At the same time, palladium chelates I and II are characterized by the lower volatility in comparison with palladium complexes with bidentate Schiff bases (β-iminoketonates). For example, the saturated vapor pressure of the simplest representative of palladium β-iminoketonates with alkyl substituent at the nitrogen atom, Pd(Mei-acac)2 (Mei-acac—4-methylamino-3-penten-2-onato-), is almost 30 times higher (34.85 Pa at 433 K) [32]. The same regularity seems to be typical for complexes of 3d-transition metals with coordination polyhedrons close to the square-planar namely Cu(II), Co(II), Ni(II) [46,47,48,49,50,51]. However, prior to the present work, the quantitative tensimetric data were available only for nickel complexes (saturated vapor pressure of Ni(acacen) at 433 K is 0.83 Pa, Ni(i-acac)2—32.1 Pa (acacen2−N,N′-(ethylene)-bis(acetylacetoneiminato-), i-acac—4-amino-3-penten-2-onato-) [50, 51], whereas for the other complexes it was shown only qualitatively (by TG experiments).

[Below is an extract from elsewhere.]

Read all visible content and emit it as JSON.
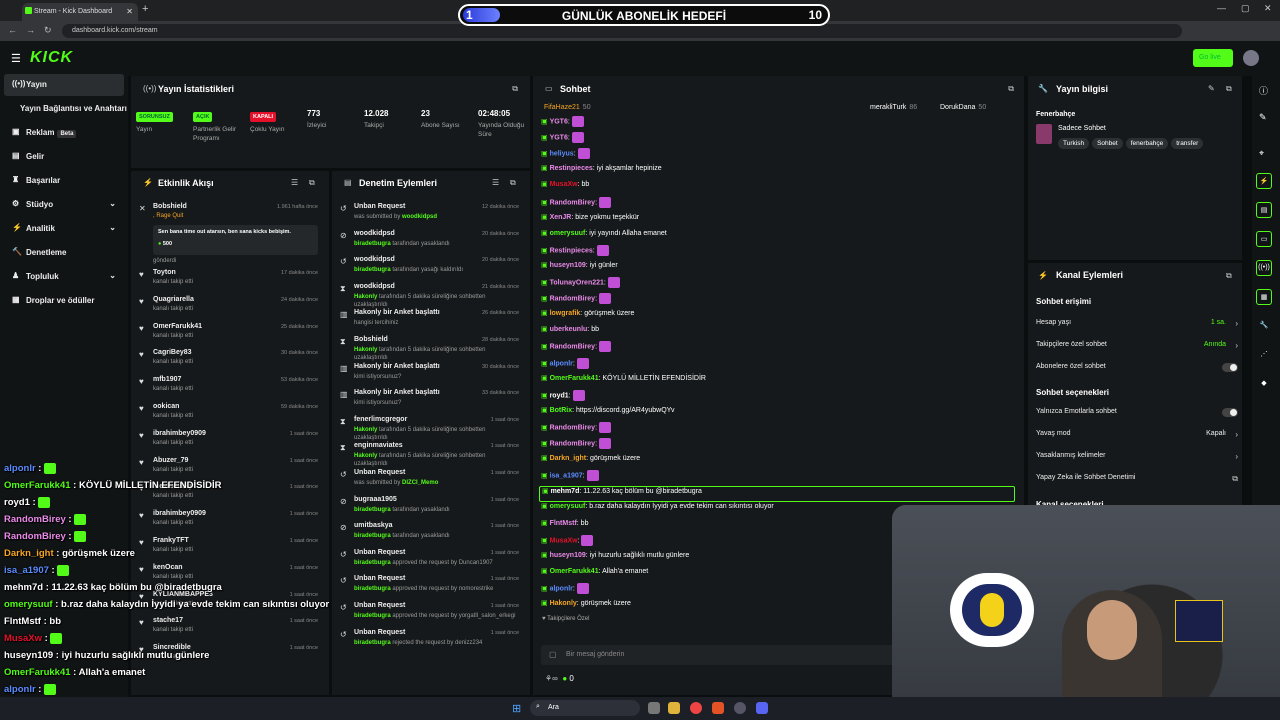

Nevertheless, it is worth noting that the vapor pressure values and stability of complexes I and II during sublimation make it possible to use these precursors in the typical MOCVD reactors. In this aspect, the tensimetric data obtained are useful to select the temperature parameters of the evaporator (precursor vapor source) in MOCVD experiments to control the partial pressure of palladium precursor during deposition of bimetallic nanostructures.

Conclusions

Volatile palladium(II) complexes Pd(acacpda)(I) and Pd(acacdmpda)(II) with tetradentate Schiff bases containing propylene-diimine bridge were synthesized and investigated as potential MOCVD precursors. The compounds obtained were fully characterized by elemental analysis, IR and NMR spectroscopy, and solid-state structure of complex I obtained for the first time was investigated by single-crystal X-ray diffraction. The influence of the ligand structure on the complexes thermal properties (volatility and stability) were studied using thermogravimetric analysis and tensimetry (flow method). Temperature dependences of saturated vapor pressure have been measured in the temperature intervals (423–457) K and (422–478) K for I and II, respectively, and thermodynamic parameters of sublimation were calculated.

It has been shown that the introducing methyl groups to the central atom of diimine bridge in Schiff base ligand (complex II vs. complex I) does not lead to significant changes in the palladium coordination polyhedron being a distorted square-planar formed by imino N and carbonyl O atoms. However, the modification of the ligand under consideration results in noticeable changes in the crystal packing, which is reflected in the thermal properties of the complexes. In particular, complex II is characterized by slightly higher volatility than I (the difference in vapor pressure values is about 0.2 order of magnitude). This observation could be explained in terms of extenuation of weak hydrogen intermolecular interactions in the crystal structure of II with a more bulky Schiff base ligand and its lower packing density.

Although the evaporation of complex I is accompanied by a partial decomposition, the sublimation processes for both complexes have been shown to proceed purely. Consequently, the thermal stability of the complexes I and II as well as the vapor pressure values are sufficient for the use in MOCVD processes.